People like to believe that dogs think like we do, but that is unlikely. Their behavior is purely based on their reactions to physical external and internal stimulus. Nevertheless, that hasn’t stopped us projecting all kinds of thoughts onto our beloved pooch. And why not?
Why I Love My Dog More Than I Love You
My dog is happy with regular feeding, walks, playtime, a comfy bed, and a cuddle. She doesn’t have any other expectations. She doesn’t:
- Want me to binge-watch sport or sci-fi
- Expect cordon bleu cooking
- Want me to be nice to her mother
- Mind when I cry all over her
- Care if I eat all the ice-cream
- Expect me to do her laundry
- Attend boring corporate events
- Get upset if I forget her birthday
- Tell me what time to go to bed
- Care if I spend all day in my pajamas
- Mind if I spend all night on the internet.
My dog forgives me for:
- My morning grumpiness
- My bad moods
- Not talking
- Talking too much
- Not taking her out for a walk because the weather was truly awful
- Being sick
- Embarrassing her
- My garlic breath
- Falling asleep during the movie
- Taking her to the vet and the groomer
- Using her as an excuse to leave early
- Petting another dog
My dog’s pleasures in life are simple and uncomplicated. There’s no need for me to jump through hoops to make her happy. My dog loves:
- To greet me when I come home
- Riding in the car for its own sake
- The smallest treat
- Walking in the woods as much as I do
- Snuggling on the couch
- Chasing a stick or ball
- Chewing a bone for hours
- Me stroking her gorgeous, floppy ears
- Meeting people/other dogs
- Splashing in the stream
- A trip to the beach
Some Love Their Dog More Than Their Kids
It’s true. Some women have freely admitted that they care more for their children than their pooch. It comes down to the process of independence that happens in humans. It’s normal for our sons to resist a cuddle as they grow. It’s normal for our daughters to keep secrets from us. It’s perfectly reasonable that, as they progress through puberty, our children want to spend more time with their friends than their parents.
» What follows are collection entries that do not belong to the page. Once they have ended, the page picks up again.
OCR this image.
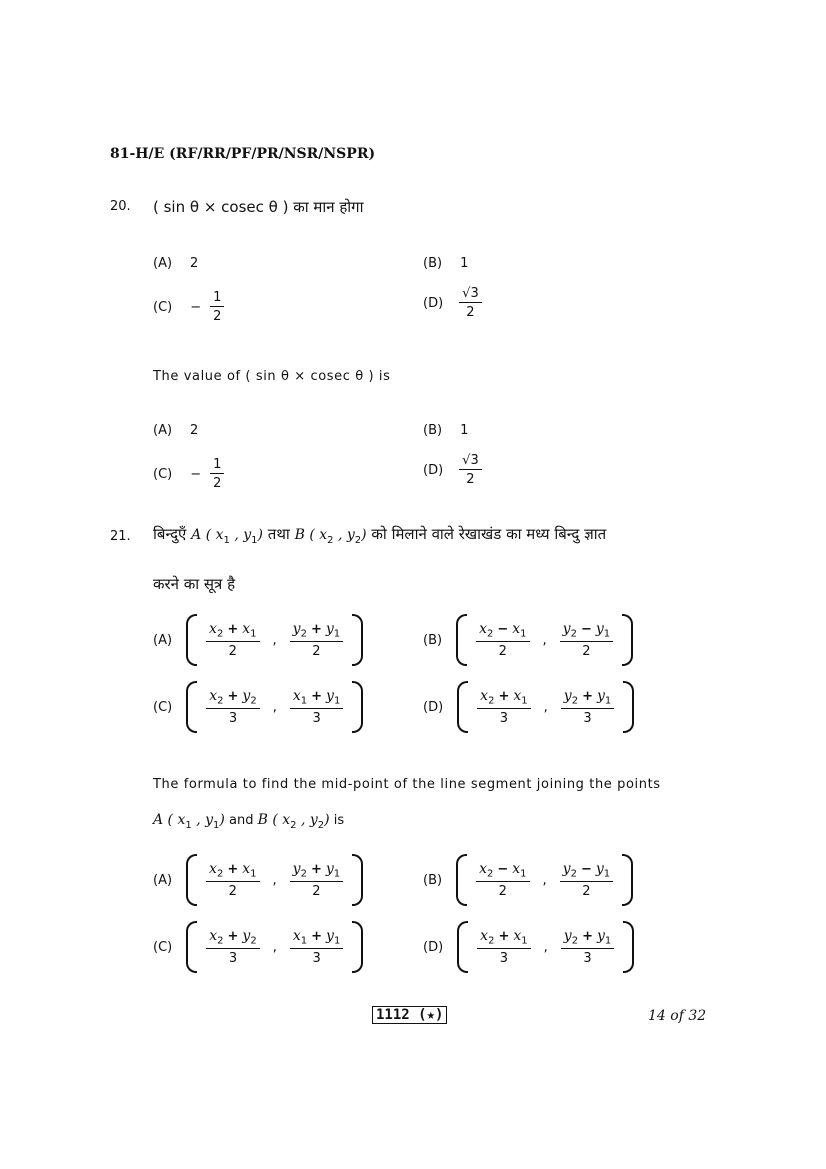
81-H/E (RF/RR/PF/PR/NSR/NSPR)
20. ( sin θ × cosec θ ) का मान होगा
(A) 2	(B) 1
$(C) - \frac{1}{2}$	$(D) \frac{√3}{2}$
The value of ( sin θ × cosec θ ) is
(A) 2	(B) 1
$(C) - \frac{1}{2}$	$(D) \frac{√3}{2}$
21. बिन्दुएँ A ( $x_1$ , $y_1$) तथा B ( $x_2$ , $y_2$) को मिलाने वाले रेखाखंड का मध्य बिन्दु ज्ञात
करने का सूत्र है
$(A) \frac{x_2 + x_1}{2}$ , $\frac{y_2 + y_1}{2}$	$(B) \frac{x_2 - x_1}{2}$ , $\frac{y_2 - y_1}{2}$
$(C) \frac{x_2 + y_2}{3}$ , $\frac{x_1 + y_1}{3}$	$(D) \frac{x_2 + x_1}{3}$ , $\frac{y_2 + y_1}{3}$
The formula to find the mid-point of the line segment joining the points
A ( $x_1$ , $y_1$) and B ( $x_2$ , $y_2$) is
$(A) \frac{x_2 + x_1}{2}$ , $\frac{y_2 + y_1}{2}$	$(B) \frac{x_2 - x_1}{2}$ , $\frac{y_2 - y_1}{2}$
$(C) \frac{x_2 + y_2}{3}$ , $\frac{x_1 + y_1}{3}$	$(D) \frac{x_2 + x_1}{3}$ , $\frac{y_2 + y_1}{3}$
1112 (★)	14 of 32
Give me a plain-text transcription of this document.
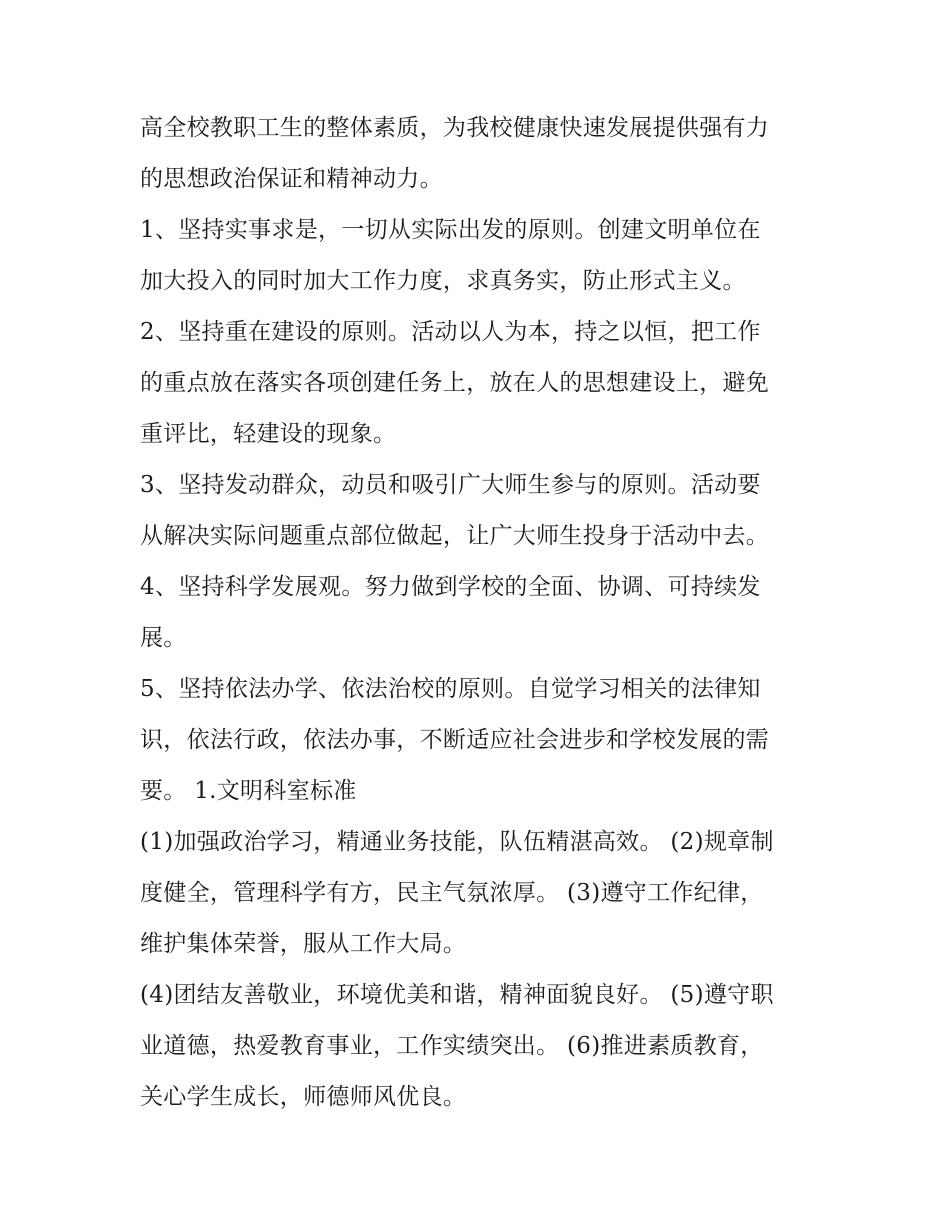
高全校教职工生的整体素质，为我校健康快速发展提供强有力
的思想政治保证和精神动力。
1、坚持实事求是，一切从实际出发的原则。创建文明单位在
加大投入的同时加大工作力度，求真务实，防止形式主义。
2、坚持重在建设的原则。活动以人为本，持之以恒，把工作
的重点放在落实各项创建任务上，放在人的思想建设上，避免
重评比，轻建设的现象。
3、坚持发动群众，动员和吸引广大师生参与的原则。活动要
从解决实际问题重点部位做起，让广大师生投身于活动中去。
4、坚持科学发展观。努力做到学校的全面、协调、可持续发
展。
5、坚持依法办学、依法治校的原则。自觉学习相关的法律知
识，依法行政，依法办事，不断适应社会进步和学校发展的需
要。 1.文明科室标准
(1)加强政治学习，精通业务技能，队伍精湛高效。 (2)规章制
度健全，管理科学有方，民主气氛浓厚。 (3)遵守工作纪律，
维护集体荣誉，服从工作大局。
(4)团结友善敬业，环境优美和谐，精神面貌良好。 (5)遵守职
业道德，热爱教育事业，工作实绩突出。 (6)推进素质教育，
关心学生成长，师德师风优良。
That never happens with a dog because, when you commit to owning one, you also commit to taking care of them, from puppyhood to old age. Your children are supposed to grow away from you; your dog never does.
The Time Factor
There’s another reason why we lavish so much attention on our dogs. And that’s because we know their time with us is limited. The average dog’s life span is around 12 years. That’s not very long. It’s as if we are on borrowed time from the day they come into our lives. So we feel we need to pack as much love into those years that we would into a human lifespan. Every moment is precious. Every cuddle becomes more than ‘just a cuddle’. Every day that passes is one day fewer to spend with them.
Why The Loss of a Dog Cuts So Deep
Occasionally people feel guilty because they feel such deep loss and sadness when their dog passes away. Often they report that their emotions were much deeper and intense than when a loved one died. This is normal and natural. When a loved person passes over, we have to hold it together. We have to present a certain face to the world. It’s not the same with a dog. All our emotions, even long-suppressed and forgotten ones, tend to well up at this time. It’s almost as if the death of a pet is an opportunity to release and express them. The final gift from a beloved companion.